Vernazza has a proper harbor, with a breakwater and a smaller patch of sand. The piazza is right on the water, and we splurged on a delicious lunch of grilled octopus, veal and pasta with pesto, washed down with a local wine and all within 20 feet of the sea. The wine we sampled had a label with four simple icons on it, translating to "eat fish, watch ocean." I couldn't agree more.
Vernazza is possibly the most picturesque town of the five. Tiny streets wander down from the train station to the harbor, lined with charming shops and tasty-smelling restaurants. This is tourist country, so there are few great deals, but the view really is worth it. From the waterfront in almost every town, you can look up or down the coast and see the other towns. The train winks in and out of view as it passes between tunnels.
After lunch, my cousin and I decided to walk the Cinque Terre trail. We hopped the train to Corniglia, bought our Cinque Terre trail cards at the tourist information office and headed for the trail. We were asked at a few points along our walk to show our trail cards, so keep them handy.
We didn't visit Corniglia, I'm sorry to say. It's a beast of a climb up a staircase with about 20 switchbacks, or a long wait for a shuttle bus, so we headed south along the trail instead. It is considered the quietest of the five villages and features a communal olive press where the locals like to sit and pass the time.
The trail between Corniglia and Manarola is pretty rough, so hiking shoes are recommended, but I saw people in flip-flops, as well. After about a 45-minute walk to Manarola, it was time for a cold bottle of water and some gelato.
Cinque Terre Gelateria e Creperia is widely recognized as serving the finest gelato in the region. Considering the number of gelato shops I saw, that's an impressive feat. The chocolate gelato they serve is like heaven in a small cup.
Next, it was off to Riomaggiore, the southernmost town. The trail, known as the Via dell'Amore, or the Way of Love, takes about 15 to 20 minutes and is well-paved and easy. It's so easy, in fact, that along the route you can stop for an espresso or grappa (a regional specialty) at Bar dell'Amore, which perches on the hillside overlooking the Mediterranean.
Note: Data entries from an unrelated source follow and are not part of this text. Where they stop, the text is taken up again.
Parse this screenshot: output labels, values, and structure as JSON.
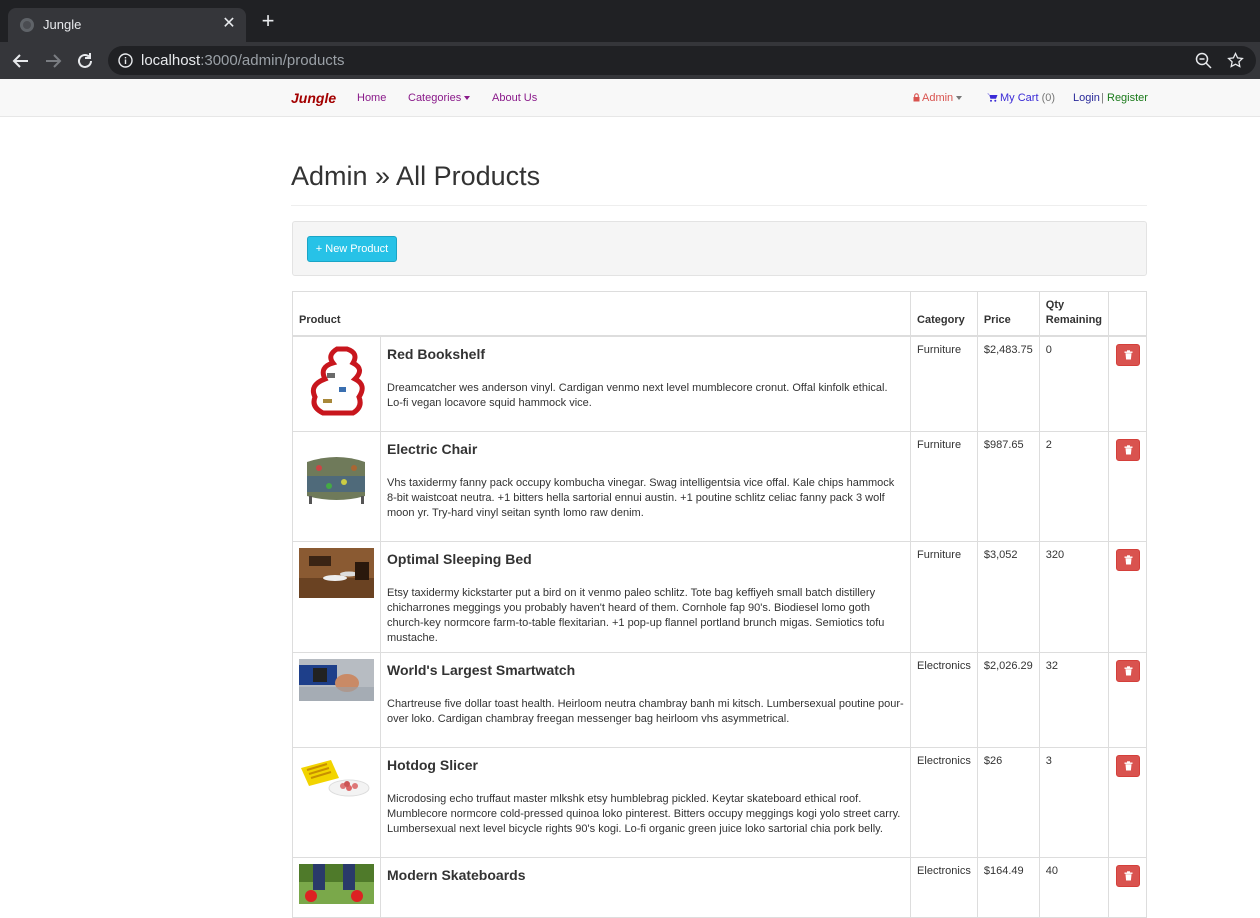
{
  "browser": {
    "tab_title": "Jungle",
    "url_host": "localhost",
    "url_rest": ":3000/admin/products"
  },
  "navbar": {
    "brand": "Jungle",
    "links": {
      "home": "Home",
      "categories": "Categories",
      "about": "About Us",
      "admin": "Admin",
      "cart": "My Cart",
      "cart_count": "(0)",
      "login": "Login",
      "separator": "|",
      "register": "Register"
    },
    "colors": {
      "brand": "#a30000",
      "admin": "#d9534f",
      "cart": "#3a2ad6",
      "register": "#1a7a1a"
    }
  },
  "page": {
    "title": "Admin » All Products",
    "new_product_label": "+ New Product"
  },
  "table": {
    "headers": {
      "product": "Product",
      "category": "Category",
      "price": "Price",
      "qty": "Qty Remaining"
    },
    "rows": [
      {
        "name": "Red Bookshelf",
        "description": "Dreamcatcher wes anderson vinyl. Cardigan venmo next level mumblecore cronut. Offal kinfolk ethical. Lo-fi vegan locavore squid hammock vice.",
        "category": "Furniture",
        "price": "$2,483.75",
        "qty": "0"
      },
      {
        "name": "Electric Chair",
        "description": "Vhs taxidermy fanny pack occupy kombucha vinegar. Swag intelligentsia vice offal. Kale chips hammock 8-bit waistcoat neutra. +1 bitters hella sartorial ennui austin. +1 poutine schlitz celiac fanny pack 3 wolf moon yr. Try-hard vinyl seitan synth lomo raw denim.",
        "category": "Furniture",
        "price": "$987.65",
        "qty": "2"
      },
      {
        "name": "Optimal Sleeping Bed",
        "description": "Etsy taxidermy kickstarter put a bird on it venmo paleo schlitz. Tote bag keffiyeh small batch distillery chicharrones meggings you probably haven't heard of them. Cornhole fap 90's. Biodiesel lomo goth church-key normcore farm-to-table flexitarian. +1 pop-up flannel portland brunch migas. Semiotics tofu mustache.",
        "category": "Furniture",
        "price": "$3,052",
        "qty": "320"
      },
      {
        "name": "World's Largest Smartwatch",
        "description": "Chartreuse five dollar toast health. Heirloom neutra chambray banh mi kitsch. Lumbersexual poutine pour-over loko. Cardigan chambray freegan messenger bag heirloom vhs asymmetrical.",
        "category": "Electronics",
        "price": "$2,026.29",
        "qty": "32"
      },
      {
        "name": "Hotdog Slicer",
        "description": "Microdosing echo truffaut master mlkshk etsy humblebrag pickled. Keytar skateboard ethical roof. Mumblecore normcore cold-pressed quinoa loko pinterest. Bitters occupy meggings kogi yolo street carry. Lumbersexual next level bicycle rights 90's kogi. Lo-fi organic green juice loko sartorial chia pork belly.",
        "category": "Electronics",
        "price": "$26",
        "qty": "3"
      },
      {
        "name": "Modern Skateboards",
        "description": "",
        "category": "Electronics",
        "price": "$164.49",
        "qty": "40"
      }
    ]
  }
}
Riomaggiore is the final town on the trail. Watching over it is a castle, dating to the mid-12th century, that yields a stunning view of the area — if you're brave enough to climb the steep road behind the train station. Like the other towns in the Cinque Terre, it has a wonderful assortment of small hotels, restaurants and waterfront views. The Via dell'Amore ends right on the train station platform, so if you're tired from all that walking and gelato, you can clamber aboard the train and be whisked away.
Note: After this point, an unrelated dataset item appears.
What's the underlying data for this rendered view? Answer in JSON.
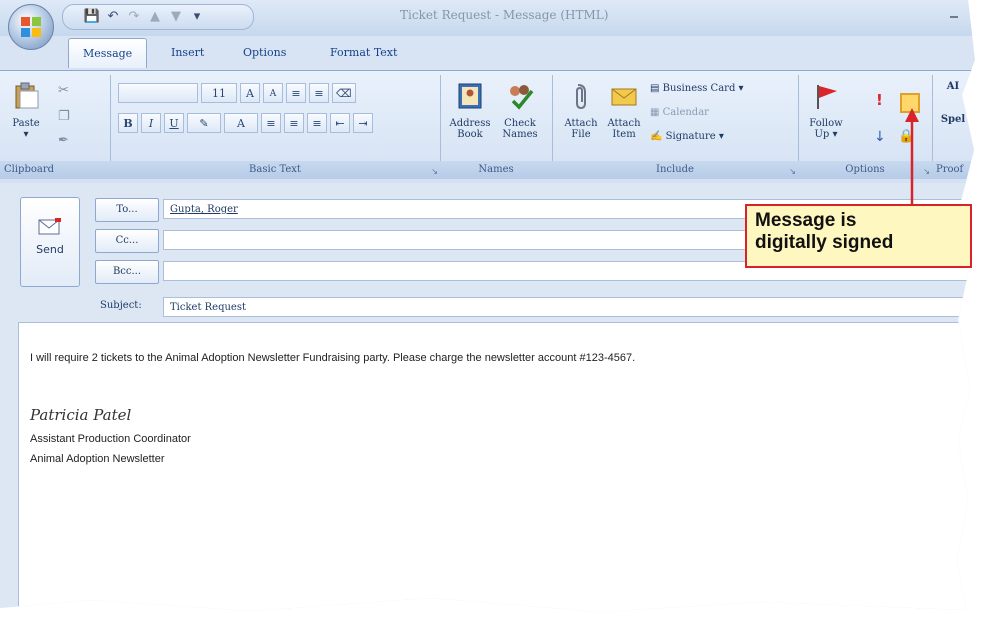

I recommend you to save a little energy, however, and explore the town.
Those who aren't fans of rail also can explore the region by boat. Water buses serve all five towns, but at some of them, be prepared to disembark by walking across a plank between the boat and the shore.
In the end, the train and my feet were all I needed for this trip — and to understand why it is such a tourist hot spot.
A day spent eating, drinking, riding trains and walking along the cliffs overlooking the Mediterranean is one to remember.
IF YOU GO:
• Cinque Terre Card: This allows use of trails, plus electric buses in certain towns, three free hours of bike rental on the higher paths, and a discount at the park Information Services shops. Cost is 5.40 euro for one day, 13 euro for three days and 20.60 euro for seven days. Children under 12 are half-price.
• Cinque Terre Ferry Card: This provides trail and bus access, plus boat service. Cost is 13 euro for one day.
• Cinque Terre Train card: This is good for unlimited rail travel and trail access, plus all other benefits from the basic trail card. Cost is 8.50 euro/one day, 19.50 euro/three days and 36.50 euros/seven days.
• More information: A good Web site for planning a trip to Cinque Terra is www.parconazionale5terre.it.